A **collation** is a structured alignment with certain placeholders that underpins the construction of formal languages.

These placeholders may be replaced by elements of an alphabet $\mathcal A$ under consideration.

A **collation in $\mathcal A$** is one where all placeholders are replaced by symbols from $\mathcal A$.

For example, if we take $\square$ to denote a placeholder, then $\square\square\square\square\square$ represents the collation "a word of length $5$".

We can see that then the word "sheep" is an instance of the **collation** "a word of length $5$" **in the English alphabet**, as is "axiom".

Typical examples of **collations** encountered in mathematics are words or structured graphics like labeled trees.

### Collation System

A key feature of collations is the presence of methods to *collate* a number of collations into a new one.

A collection of collations, together with a collection of such **collation methods** may be called a **collation system**.

For example, words and the method of concatenation.

### Unique Readability

Let $\mathcal C$ be a collation system, and let $\mathcal A$ be an alphabet.

Suppose that for any two collations from $\mathcal C$, $C$ and $C'$, in the alphabet $\mathcal A$, it holds that:

- If $C$ and $C'$ are indistinguishable, then $C = C'$.

Then $\mathcal C$ has the **unique readability property** for $\mathcal A$.

## Examples

The concept of **collation** being a very fundamental and abstract one, it is helpful to discuss some examples.

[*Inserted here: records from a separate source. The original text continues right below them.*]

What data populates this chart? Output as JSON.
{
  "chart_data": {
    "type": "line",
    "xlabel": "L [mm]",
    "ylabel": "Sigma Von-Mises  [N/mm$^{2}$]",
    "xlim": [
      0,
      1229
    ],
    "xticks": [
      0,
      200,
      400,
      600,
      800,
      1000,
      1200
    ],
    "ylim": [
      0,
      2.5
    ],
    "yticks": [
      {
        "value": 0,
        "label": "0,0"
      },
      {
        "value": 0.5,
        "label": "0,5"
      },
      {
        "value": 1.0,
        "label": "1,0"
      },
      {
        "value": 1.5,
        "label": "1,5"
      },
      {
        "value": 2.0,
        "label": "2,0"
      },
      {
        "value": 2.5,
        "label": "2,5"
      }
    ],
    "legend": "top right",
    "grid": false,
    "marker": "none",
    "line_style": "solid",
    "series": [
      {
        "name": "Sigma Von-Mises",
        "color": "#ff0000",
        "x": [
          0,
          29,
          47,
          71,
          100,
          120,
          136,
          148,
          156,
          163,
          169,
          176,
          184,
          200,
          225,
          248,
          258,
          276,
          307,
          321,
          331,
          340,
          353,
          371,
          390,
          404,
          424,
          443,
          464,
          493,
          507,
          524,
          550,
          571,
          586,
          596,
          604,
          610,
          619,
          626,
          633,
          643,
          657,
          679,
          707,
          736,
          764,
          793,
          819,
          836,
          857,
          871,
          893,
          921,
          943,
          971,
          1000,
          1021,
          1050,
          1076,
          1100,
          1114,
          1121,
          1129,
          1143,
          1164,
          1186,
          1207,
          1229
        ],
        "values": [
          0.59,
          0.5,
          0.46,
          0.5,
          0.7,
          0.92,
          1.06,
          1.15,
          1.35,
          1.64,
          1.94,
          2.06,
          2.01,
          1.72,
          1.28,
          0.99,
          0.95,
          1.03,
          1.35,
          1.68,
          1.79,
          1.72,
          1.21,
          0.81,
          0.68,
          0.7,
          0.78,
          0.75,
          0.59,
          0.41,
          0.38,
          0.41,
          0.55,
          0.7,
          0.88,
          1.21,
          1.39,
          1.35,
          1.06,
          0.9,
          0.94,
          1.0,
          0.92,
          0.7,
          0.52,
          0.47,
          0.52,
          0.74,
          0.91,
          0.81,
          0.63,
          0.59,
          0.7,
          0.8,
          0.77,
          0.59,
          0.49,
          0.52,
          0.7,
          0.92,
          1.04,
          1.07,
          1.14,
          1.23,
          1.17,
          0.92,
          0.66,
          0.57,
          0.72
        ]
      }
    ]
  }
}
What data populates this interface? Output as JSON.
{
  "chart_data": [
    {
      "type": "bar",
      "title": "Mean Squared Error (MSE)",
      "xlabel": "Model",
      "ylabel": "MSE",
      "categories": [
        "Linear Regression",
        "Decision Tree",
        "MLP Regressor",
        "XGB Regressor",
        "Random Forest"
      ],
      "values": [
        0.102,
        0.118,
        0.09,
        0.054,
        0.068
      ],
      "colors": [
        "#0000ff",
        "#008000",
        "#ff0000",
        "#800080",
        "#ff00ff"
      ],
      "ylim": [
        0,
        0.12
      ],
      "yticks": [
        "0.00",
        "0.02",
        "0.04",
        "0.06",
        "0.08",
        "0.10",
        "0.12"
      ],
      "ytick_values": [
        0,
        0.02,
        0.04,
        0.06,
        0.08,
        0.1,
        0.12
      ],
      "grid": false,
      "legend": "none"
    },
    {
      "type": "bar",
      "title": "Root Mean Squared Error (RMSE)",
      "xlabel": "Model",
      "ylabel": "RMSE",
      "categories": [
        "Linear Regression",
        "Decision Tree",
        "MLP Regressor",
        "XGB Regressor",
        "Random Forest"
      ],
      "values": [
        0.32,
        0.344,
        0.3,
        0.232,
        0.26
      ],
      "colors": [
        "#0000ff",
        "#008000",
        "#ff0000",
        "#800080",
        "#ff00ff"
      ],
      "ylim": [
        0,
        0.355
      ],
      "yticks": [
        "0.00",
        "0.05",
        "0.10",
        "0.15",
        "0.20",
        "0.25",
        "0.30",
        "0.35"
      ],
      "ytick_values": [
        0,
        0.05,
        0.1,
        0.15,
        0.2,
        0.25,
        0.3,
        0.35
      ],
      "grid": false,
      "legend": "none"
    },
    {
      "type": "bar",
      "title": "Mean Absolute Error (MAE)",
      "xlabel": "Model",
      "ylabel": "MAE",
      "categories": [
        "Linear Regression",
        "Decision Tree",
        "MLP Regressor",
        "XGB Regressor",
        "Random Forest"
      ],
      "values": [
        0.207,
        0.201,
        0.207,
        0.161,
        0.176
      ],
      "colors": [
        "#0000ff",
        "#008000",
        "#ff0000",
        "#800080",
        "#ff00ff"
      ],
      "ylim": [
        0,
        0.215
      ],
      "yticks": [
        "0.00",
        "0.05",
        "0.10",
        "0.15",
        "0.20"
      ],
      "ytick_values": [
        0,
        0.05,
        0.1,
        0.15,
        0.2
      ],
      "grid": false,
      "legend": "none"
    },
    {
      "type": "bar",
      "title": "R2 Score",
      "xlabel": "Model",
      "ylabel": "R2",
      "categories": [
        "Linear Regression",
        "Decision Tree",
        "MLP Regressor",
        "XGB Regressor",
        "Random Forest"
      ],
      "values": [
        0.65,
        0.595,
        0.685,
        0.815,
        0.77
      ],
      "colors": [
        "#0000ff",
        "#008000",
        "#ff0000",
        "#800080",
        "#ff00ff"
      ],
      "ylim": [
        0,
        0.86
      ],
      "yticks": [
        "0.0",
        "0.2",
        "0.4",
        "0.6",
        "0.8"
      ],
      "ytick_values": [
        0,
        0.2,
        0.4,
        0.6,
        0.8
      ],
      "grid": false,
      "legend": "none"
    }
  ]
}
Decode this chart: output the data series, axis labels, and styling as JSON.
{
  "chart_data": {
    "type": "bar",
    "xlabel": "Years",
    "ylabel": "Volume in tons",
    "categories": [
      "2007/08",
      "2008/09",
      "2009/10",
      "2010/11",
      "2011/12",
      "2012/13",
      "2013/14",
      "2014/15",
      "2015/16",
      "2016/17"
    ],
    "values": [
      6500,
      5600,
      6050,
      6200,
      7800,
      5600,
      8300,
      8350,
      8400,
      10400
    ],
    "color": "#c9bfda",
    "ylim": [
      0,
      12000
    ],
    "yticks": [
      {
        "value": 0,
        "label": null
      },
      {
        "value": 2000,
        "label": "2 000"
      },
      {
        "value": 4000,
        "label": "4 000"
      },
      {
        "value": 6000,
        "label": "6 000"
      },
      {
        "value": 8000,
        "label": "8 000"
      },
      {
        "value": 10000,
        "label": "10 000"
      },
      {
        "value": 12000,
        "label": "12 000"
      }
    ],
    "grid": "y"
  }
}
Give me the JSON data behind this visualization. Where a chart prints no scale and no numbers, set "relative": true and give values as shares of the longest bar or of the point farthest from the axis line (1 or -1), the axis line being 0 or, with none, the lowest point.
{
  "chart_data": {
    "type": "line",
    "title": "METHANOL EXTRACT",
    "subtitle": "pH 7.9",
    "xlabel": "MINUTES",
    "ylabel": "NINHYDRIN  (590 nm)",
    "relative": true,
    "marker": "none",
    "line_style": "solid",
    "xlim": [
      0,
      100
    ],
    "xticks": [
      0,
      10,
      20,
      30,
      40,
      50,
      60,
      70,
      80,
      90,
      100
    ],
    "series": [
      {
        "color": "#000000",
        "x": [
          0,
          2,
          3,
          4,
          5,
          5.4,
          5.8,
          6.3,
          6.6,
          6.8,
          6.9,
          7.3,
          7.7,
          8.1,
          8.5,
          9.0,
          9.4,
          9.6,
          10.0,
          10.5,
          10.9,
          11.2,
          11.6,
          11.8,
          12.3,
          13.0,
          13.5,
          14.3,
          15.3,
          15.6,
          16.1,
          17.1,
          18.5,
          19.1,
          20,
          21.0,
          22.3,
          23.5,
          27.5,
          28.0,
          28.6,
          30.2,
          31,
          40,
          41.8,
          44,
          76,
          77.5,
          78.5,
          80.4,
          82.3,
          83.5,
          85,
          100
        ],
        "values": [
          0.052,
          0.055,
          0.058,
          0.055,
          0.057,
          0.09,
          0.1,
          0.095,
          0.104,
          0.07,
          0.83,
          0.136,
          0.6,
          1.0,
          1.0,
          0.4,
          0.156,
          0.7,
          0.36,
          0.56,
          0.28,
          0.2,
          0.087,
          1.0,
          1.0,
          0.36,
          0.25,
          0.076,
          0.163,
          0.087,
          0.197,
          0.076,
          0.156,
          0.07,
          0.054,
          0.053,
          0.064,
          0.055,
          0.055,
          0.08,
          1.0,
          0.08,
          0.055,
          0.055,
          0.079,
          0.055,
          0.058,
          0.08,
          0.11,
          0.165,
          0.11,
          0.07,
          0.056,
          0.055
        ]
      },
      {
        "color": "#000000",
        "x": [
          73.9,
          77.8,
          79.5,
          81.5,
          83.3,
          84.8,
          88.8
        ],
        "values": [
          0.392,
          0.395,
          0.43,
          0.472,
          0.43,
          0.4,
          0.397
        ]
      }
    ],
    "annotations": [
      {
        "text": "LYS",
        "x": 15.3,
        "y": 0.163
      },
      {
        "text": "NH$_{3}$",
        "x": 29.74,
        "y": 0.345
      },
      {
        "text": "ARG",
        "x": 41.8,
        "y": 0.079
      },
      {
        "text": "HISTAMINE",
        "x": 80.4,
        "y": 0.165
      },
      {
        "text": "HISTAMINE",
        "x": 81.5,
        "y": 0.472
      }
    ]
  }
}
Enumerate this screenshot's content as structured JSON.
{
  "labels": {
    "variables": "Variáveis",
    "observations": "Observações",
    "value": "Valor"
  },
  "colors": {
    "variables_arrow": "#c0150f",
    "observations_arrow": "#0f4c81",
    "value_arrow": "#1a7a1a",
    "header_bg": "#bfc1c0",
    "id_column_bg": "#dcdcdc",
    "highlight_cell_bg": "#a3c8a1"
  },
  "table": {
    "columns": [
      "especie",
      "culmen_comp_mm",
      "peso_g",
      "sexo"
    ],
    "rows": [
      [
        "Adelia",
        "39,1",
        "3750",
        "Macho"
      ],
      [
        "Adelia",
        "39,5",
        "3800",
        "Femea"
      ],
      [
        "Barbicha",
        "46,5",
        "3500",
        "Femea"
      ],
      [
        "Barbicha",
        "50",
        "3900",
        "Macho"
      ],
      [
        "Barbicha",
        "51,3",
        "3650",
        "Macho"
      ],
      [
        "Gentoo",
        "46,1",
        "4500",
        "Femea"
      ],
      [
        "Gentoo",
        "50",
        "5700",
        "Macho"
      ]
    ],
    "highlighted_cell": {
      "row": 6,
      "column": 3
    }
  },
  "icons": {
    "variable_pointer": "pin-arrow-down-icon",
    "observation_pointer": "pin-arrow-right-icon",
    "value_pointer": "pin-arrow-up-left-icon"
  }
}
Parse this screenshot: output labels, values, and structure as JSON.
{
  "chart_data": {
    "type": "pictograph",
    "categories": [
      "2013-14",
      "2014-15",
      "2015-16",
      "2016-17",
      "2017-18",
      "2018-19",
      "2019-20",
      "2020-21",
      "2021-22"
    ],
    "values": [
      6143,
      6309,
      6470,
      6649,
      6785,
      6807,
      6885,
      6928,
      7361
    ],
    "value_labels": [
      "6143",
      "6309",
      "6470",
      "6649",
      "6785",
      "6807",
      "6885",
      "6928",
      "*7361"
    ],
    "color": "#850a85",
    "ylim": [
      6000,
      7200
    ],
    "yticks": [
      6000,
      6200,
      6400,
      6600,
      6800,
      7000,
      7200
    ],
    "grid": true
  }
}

- Any word in natural language is a
**collation**in the standard alphabet; - Any number is a
**collation**in the alphabet of digits; - Any sentence is a
**collation**in the alphabet of all words; - Any sentence is a
**collation**in the alphabet of letters and punctuation marks; - Any movie is a collation in the alphabet of stills;
- Any Lego construction is a collation in the alphabet of Lego bricks;
- Any labeled tree is a collation.

We see that unique readability is typically ensured by:

- Position on the paper (or any other 2D carrier);
- Position in time;
- Position in the real world (or any other 3D environment).